While Josh and I were going through our licensing process I was sure to gain as much knowledge as I could about getting our first placement. I read books and blogs, joined Facebook groups and followed many Instagram accounts. I read about other foster parents experiences with different age groups and tried my best to form opinions about what would work best for our household. I had a vision about what our “ideal” situation would be and it turns out that I was completely wrong.
My ideal vision was an infant, as is most people’s preference when entering the system. “Everyone wants the babies” is something I remember Tiffany telling us during one of our classes. To be entirely honest, I was terrified of anyone older than four or five. I was worried about their pasts and how that would affect their behavior. I remembered reading horror stories from foster parents about being attacked physically, having children that ran away, brought drugs into the home etc. I didn’t want that for our home and it worried me to think about the potential of these things happening. But that all changed when we got the call about S.
We had been waiting a few months to hear back about our certification when Tiffany called us and asked us to take our first placement. We were given minimal details about her, name, age (which she had wrong during our first phone call), some of the things that she had been through. “She will be a great fit, I promise!” A million things went through my head when I hung up the phone. Who is she? Will London be okay with an older child? What has she been through? Can we handle ANOTHER teenager? I did my best to answer the questions for myself for the next three days as I cleaned the house top to bottom. Josh grocery shopped and loaded the cabinets, buying snacks and staples and all the ingredients for her favorite dinner. I tried my best to prepare my personal self as much as the house was prepared, but I knew there was no way to do so until I actually experienced it for myself.
When S arrived at our home, I did my best to follow her cues so she was more comfortable. We were all very nervous, that was obvious and it made things a little easier knowing that was true. As if her arrival wasn’t overwhelming enough, we received the next mountain of paperwork of our foster care journey.
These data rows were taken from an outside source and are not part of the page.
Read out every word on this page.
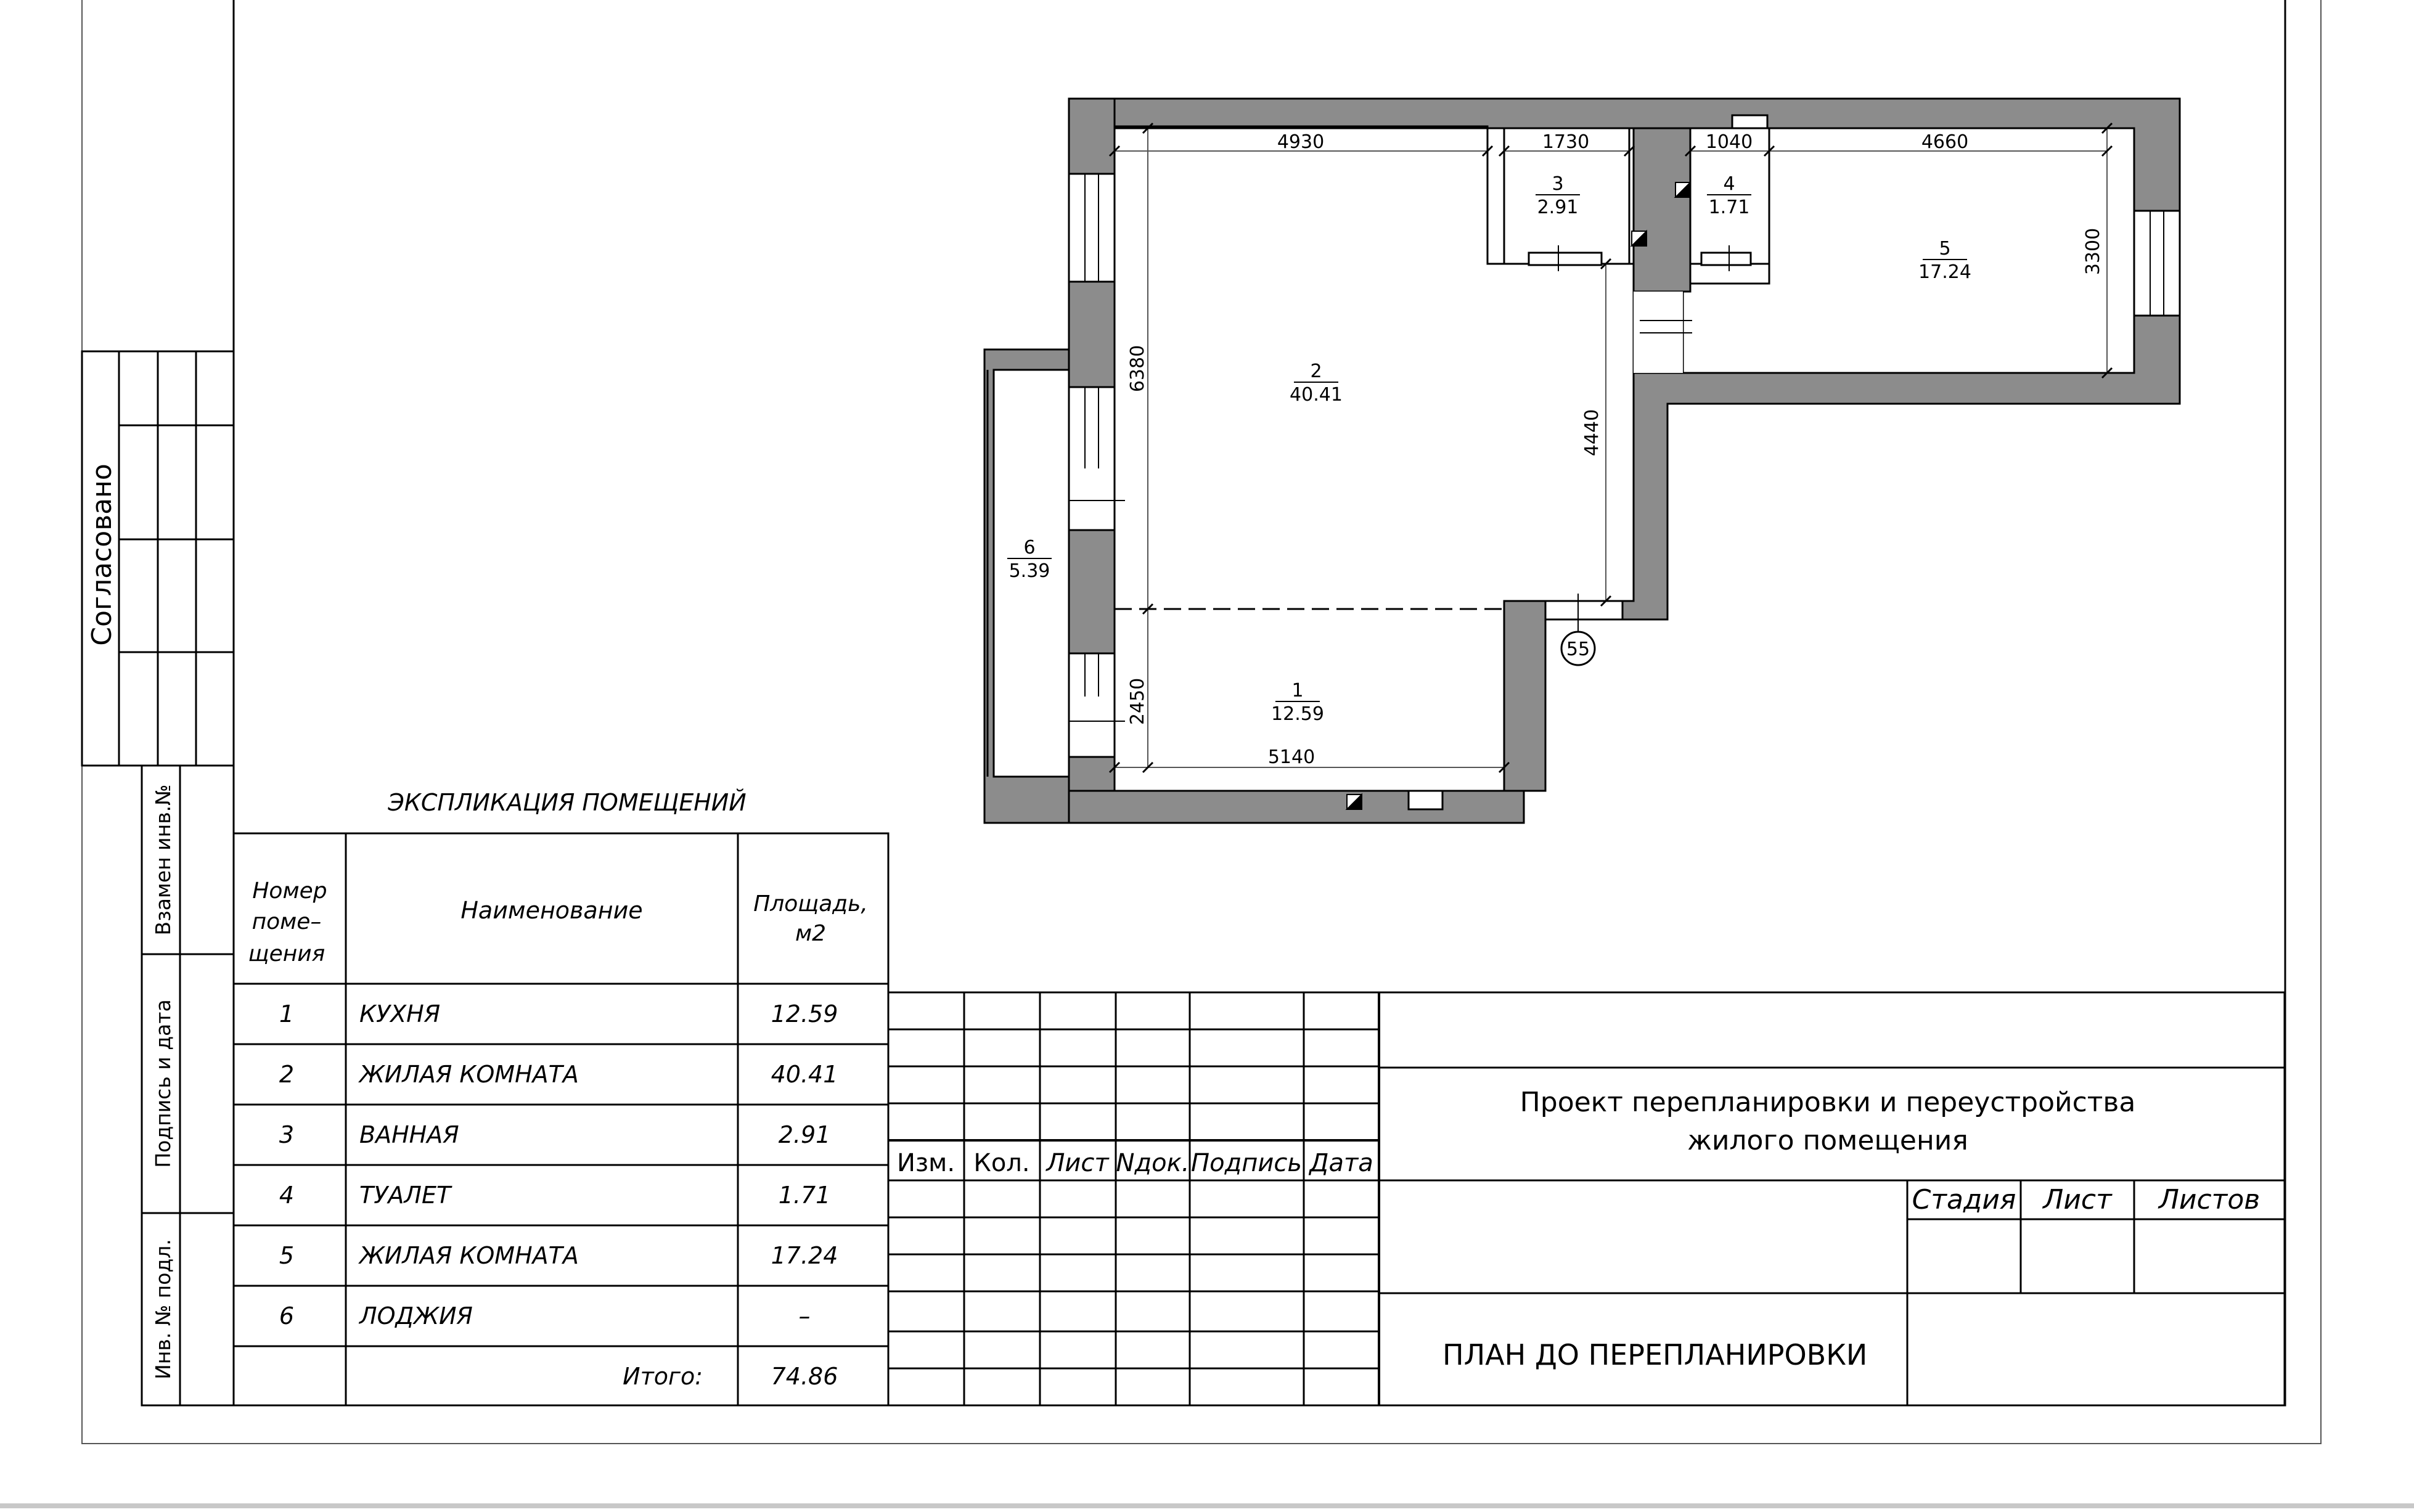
Согласовано
Взамен инв.№
Подпись и дата
Инв. № подл.
ЭКСПЛИКАЦИЯ ПОМЕЩЕНИЙ
Номер
поме–
щения
Наименование	Площадь,
м2
1	КУХНЯ	12.59
2	ЖИЛАЯ КОМНАТА	40.41
3	ВАННАЯ	2.91
4	ТУАЛЕТ	1.71
5	ЖИЛАЯ КОМНАТА	17.24
6	ЛОДЖИЯ	–
Итого:	74.86
Изм. Кол. Лист Nдок. Подпись Дата
Проект перепланировки и переустройства
жилого помещения
Стадия Лист Листов
ПЛАН ДО ПЕРЕПЛАНИРОВКИ
4930	1730	1040	4660
3300
6380
4440
2450
5140
1
12.59
2
40.41
3
2.91
4
1.71
5
17.24
6
5.39
55
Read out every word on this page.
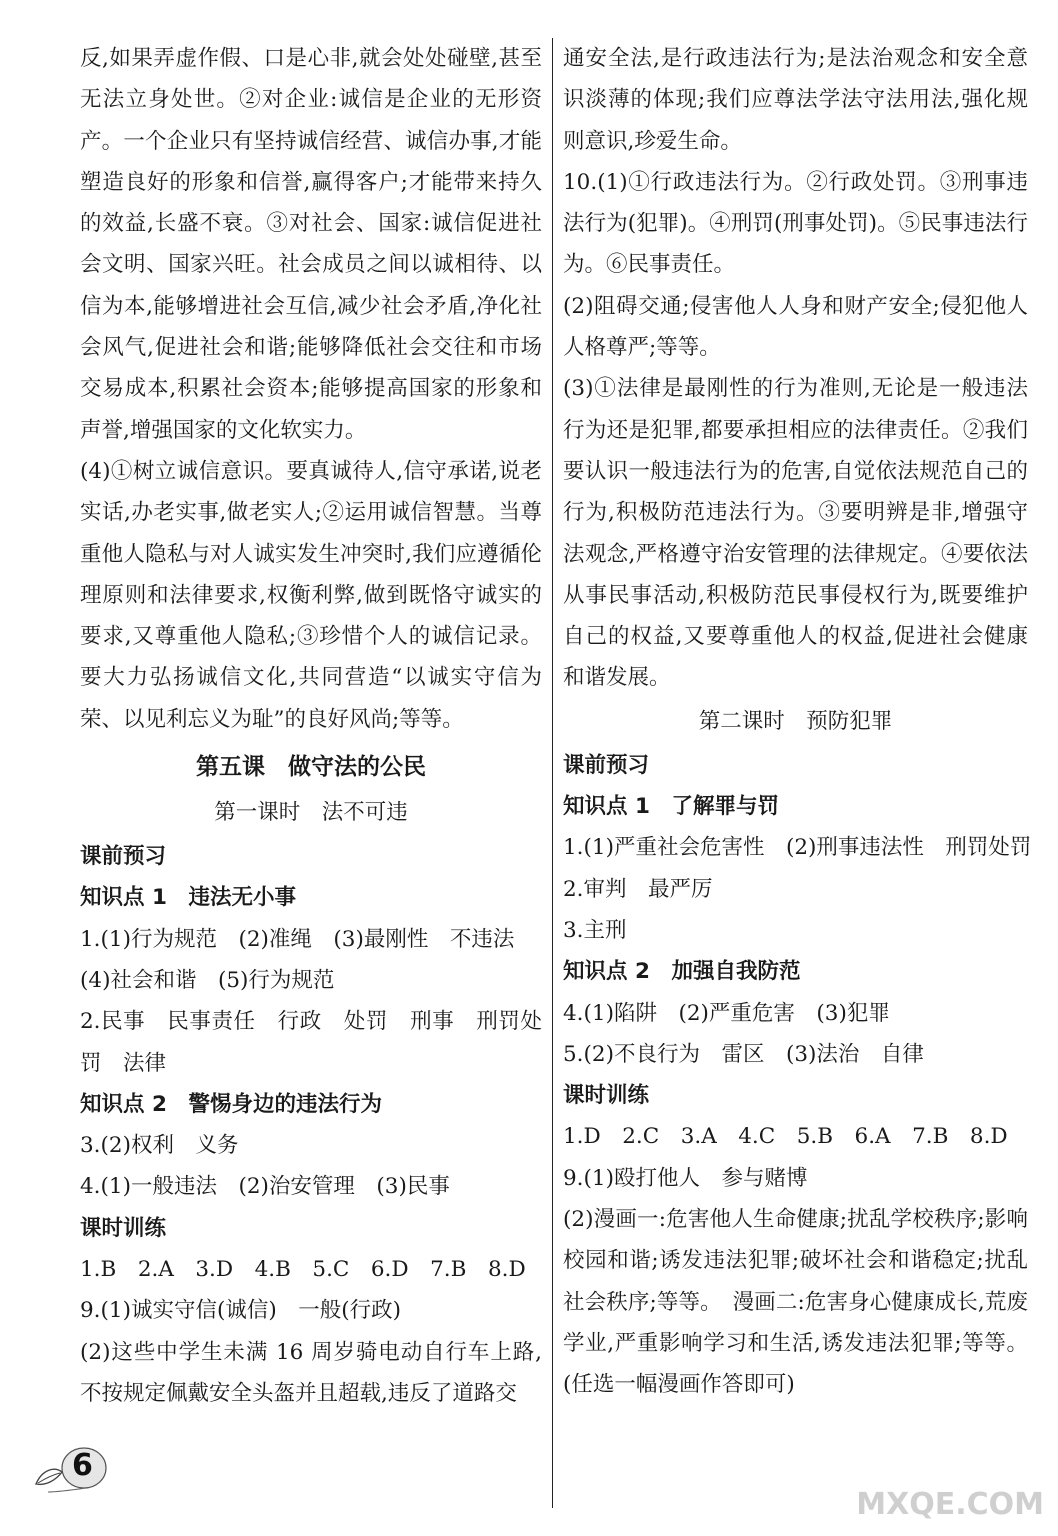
反,如果弄虚作假、口是心非,就会处处碰壁,甚至无法立身处世。②对企业:诚信是企业的无形资产。一个企业只有坚持诚信经营、诚信办事,才能塑造良好的形象和信誉,赢得客户;才能带来持久的效益,长盛不衰。③对社会、国家:诚信促进社会文明、国家兴旺。社会成员之间以诚相待、以信为本,能够增进社会互信,减少社会矛盾,净化社会风气,促进社会和谐;能够降低社会交往和市场交易成本,积累社会资本;能够提高国家的形象和声誉,增强国家的文化软实力。

(4)①树立诚信意识。要真诚待人,信守承诺,说老实话,办老实事,做老实人;②运用诚信智慧。当尊重他人隐私与对人诚实发生冲突时,我们应遵循伦理原则和法律要求,权衡利弊,做到既恪守诚实的要求,又尊重他人隐私;③珍惜个人的诚信记录。要大力弘扬诚信文化,共同营造“以诚实守信为荣、以见利忘义为耻”的良好风尚;等等。

第五课　做守法的公民

第一课时　法不可违

课前预习

知识点 1　违法无小事

1.(1)行为规范　(2)准绳　(3)最刚性　不违法

(4)社会和谐　(5)行为规范

2.民事　民事责任　行政　处罚　刑事　刑罚处罚　法律

知识点 2　警惕身边的违法行为

3.(2)权利　义务

4.(1)一般违法　(2)治安管理　(3)民事

课时训练

1.B　2.A　3.D　4.B　5.C　6.D　7.B　8.D

9.(1)诚实守信(诚信)　一般(行政)

(2)这些中学生未满 16 周岁骑电动自行车上路,不按规定佩戴安全头盔并且超载,违反了道路交

通安全法,是行政违法行为;是法治观念和安全意识淡薄的体现;我们应尊法学法守法用法,强化规则意识,珍爱生命。

10.(1)①行政违法行为。②行政处罚。③刑事违法行为(犯罪)。④刑罚(刑事处罚)。⑤民事违法行为。⑥民事责任。

(2)阻碍交通;侵害他人人身和财产安全;侵犯他人人格尊严;等等。

(3)①法律是最刚性的行为准则,无论是一般违法行为还是犯罪,都要承担相应的法律责任。②我们要认识一般违法行为的危害,自觉依法规范自己的行为,积极防范违法行为。③要明辨是非,增强守法观念,严格遵守治安管理的法律规定。④要依法从事民事活动,积极防范民事侵权行为,既要维护自己的权益,又要尊重他人的权益,促进社会健康和谐发展。

第二课时　预防犯罪

课前预习

知识点 1　了解罪与罚

1.(1)严重社会危害性　(2)刑事违法性　刑罚处罚

2.审判　最严厉

3.主刑

知识点 2　加强自我防范

4.(1)陷阱　(2)严重危害　(3)犯罪

5.(2)不良行为　雷区　(3)法治　自律

课时训练

1.D　2.C　3.A　4.C　5.B　6.A　7.B　8.D

9.(1)殴打他人　参与赌博

(2)漫画一:危害他人生命健康;扰乱学校秩序;影响校园和谐;诱发违法犯罪;破坏社会和谐稳定;扰乱社会秩序;等等。　漫画二:危害身心健康成长,荒废学业,严重影响学习和生活,诱发违法犯罪;等等。(任选一幅漫画作答即可)

6
MXQE.COM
This mountain consisted of incident reports, exam sheets, medication lists, stipend sheets, consents, etc. Some of the paperwork even came with additional sheets on how to properly fill out the paperwork. It was a forty-five minute process with our caseworkers, getting S all settled in but the transition went smoothly. It was heartbreaking at first to see how familiar with the process she was, so much in fact that she answered my questions. She was used to the moving, but within days she told us it was the first time she ever felt welcomed in a foster home.
Within the first week I knew that S was a great fit into our family. She got along with everyone. She is respectful, does her chores and rarely gives us a hard time about anything. Most importantly she is so appreciative. After everything she has been through in her life, especially the last two years, she is so happy to be here. Simple as that, she is happy to be here. It has been one month since she arrived here and things are still going well. She started a new school and she loves it there. She’s excited about the things she’s learning, making new friends and thriving.
In some opinions, one month marks the end of the “honeymoon phase”. At the end of this time period foster children are considered to be more comfortable and are no longer afraid to act out. This is partially true for S, she is seemingly more comfortable. However, she’s comfortable in that she’s okay being silly and showing us parts of her true self.
I guess the moral of this whole story, is to encourage people to accept the placements that they weren’t expecting, to have an open mind about any child they receive a phone call for. Perhaps things may not turn out the same way for others as it has for us, but you will never know if you don’t try.